Being Picky in Photography

Photography is what you choose to make it. As I learned in my day job, everything you do should have a purpose behind it. If you make it your job or business there is an expectation that you photograph very specific things, and while this is important when you are making an income to make sure you “got the shot”, that isn’t the sole purpose of photography. In your personal work and during your free time you should be very picky about what you choose to make images of.

I am a firm believer in purpose-driven personal projects and work that means something to you. They do many things to help push your creative envelope and get you out there. As a prerequisite, they should mean something when you start though. Focusing in on something that has that meaning or personal connection is huge though because otherwise, it will lack direction.
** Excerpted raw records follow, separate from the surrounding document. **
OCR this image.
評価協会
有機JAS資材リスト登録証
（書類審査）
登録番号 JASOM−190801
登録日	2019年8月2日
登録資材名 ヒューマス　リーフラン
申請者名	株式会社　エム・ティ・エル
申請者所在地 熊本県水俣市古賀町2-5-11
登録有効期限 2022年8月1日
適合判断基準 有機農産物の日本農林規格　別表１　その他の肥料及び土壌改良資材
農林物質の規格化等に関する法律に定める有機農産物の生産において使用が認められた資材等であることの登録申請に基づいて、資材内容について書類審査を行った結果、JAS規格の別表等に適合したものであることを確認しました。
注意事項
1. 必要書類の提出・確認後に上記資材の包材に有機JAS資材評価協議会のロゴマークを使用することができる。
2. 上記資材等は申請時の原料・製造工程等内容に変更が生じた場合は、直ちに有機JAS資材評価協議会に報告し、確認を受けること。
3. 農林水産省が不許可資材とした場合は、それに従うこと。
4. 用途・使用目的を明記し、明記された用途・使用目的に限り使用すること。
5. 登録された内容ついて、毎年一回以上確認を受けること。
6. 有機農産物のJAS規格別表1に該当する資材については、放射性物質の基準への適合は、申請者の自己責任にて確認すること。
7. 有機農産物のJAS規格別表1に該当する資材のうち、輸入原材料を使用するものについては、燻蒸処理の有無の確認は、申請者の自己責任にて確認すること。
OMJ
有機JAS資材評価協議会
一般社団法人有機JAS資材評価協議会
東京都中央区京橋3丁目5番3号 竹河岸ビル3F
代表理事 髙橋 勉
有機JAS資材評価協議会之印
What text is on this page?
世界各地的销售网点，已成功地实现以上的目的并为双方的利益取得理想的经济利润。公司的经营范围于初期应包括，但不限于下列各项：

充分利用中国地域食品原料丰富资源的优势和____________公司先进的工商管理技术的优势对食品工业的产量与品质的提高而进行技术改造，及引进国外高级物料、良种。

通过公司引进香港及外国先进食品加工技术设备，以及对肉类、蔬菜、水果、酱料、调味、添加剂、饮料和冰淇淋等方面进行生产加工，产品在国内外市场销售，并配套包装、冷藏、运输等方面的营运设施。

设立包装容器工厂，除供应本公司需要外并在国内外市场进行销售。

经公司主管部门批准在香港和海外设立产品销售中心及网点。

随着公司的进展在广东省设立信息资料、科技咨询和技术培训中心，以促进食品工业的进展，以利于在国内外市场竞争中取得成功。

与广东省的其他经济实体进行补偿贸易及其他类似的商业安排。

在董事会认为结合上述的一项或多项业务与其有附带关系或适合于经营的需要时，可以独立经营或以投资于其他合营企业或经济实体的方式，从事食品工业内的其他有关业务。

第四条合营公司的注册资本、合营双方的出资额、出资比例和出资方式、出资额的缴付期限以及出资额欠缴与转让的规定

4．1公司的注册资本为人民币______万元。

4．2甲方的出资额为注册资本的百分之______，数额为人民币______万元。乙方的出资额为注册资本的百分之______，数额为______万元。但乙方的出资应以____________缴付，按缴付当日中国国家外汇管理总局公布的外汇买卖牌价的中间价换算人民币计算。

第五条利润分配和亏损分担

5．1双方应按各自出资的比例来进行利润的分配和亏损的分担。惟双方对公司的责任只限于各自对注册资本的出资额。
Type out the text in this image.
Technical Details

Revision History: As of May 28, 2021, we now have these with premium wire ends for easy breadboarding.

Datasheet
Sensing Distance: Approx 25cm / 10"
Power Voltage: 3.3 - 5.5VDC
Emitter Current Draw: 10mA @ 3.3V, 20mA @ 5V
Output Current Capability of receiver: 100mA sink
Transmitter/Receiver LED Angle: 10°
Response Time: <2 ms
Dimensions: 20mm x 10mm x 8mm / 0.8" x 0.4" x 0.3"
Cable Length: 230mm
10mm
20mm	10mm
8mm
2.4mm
Being self-motivated and having meaning behind your photos will help do two things. Firstly, each image created can be tied back to something that made you want to shoot it other than being a beautiful image. I thoroughly enjoy photographing trees, for example, because I think they have a huge amount of personality, story, and in today’s world of climate change it is important to pay attention to what they are saying. 

The other part about tying back images to a purpose is that you’ll be better at communicating the story the image is trying to tell. Anyone can take an image in a forest, but by forcing myself to spend more time in them and having that connection I feel better equipped to create an image that contains that message I intend to say.

Creating connections with others is also going to be important, and through being picky with what you shoot and creating personal images there is also the aspect of sharing. Photography is not all about sharing, but not doing so has a risk of limiting your reach and growth. Sometimes, it’s not what you know/can do, but who you know after all! Creating these connections and networking with others in the genre/field you find interesting is an important part of the process. I look forward to speaking with and collaborating with others in the field that enjoy the type of photography I do. 

Since I have a full-time job outside of photography, I am able to dedicate my time behind a camera entirely to personal projects. I am privileged in that I am able to be picky with what I photograph. It is my time to be fully creative and purposeful in how I spend my time. The last two years of growing and developing my own photography through being picky has also improved my skills. I don’t waste time doing anything in photography that doesn’t mean something to me!

It has been great for rounding out my portfolio in a targeted approach. I no longer have a bunch of different genres that I shoot, and this makes me much better at the one or two I want to be doing. If I get in a rut, I am lucky to live in an area where I can go shoot a seascape, forest, waterfall, or mountain within two hours in any direction! Using this dedicated photography time in a purposeful way has been helpful in making me and my photography better.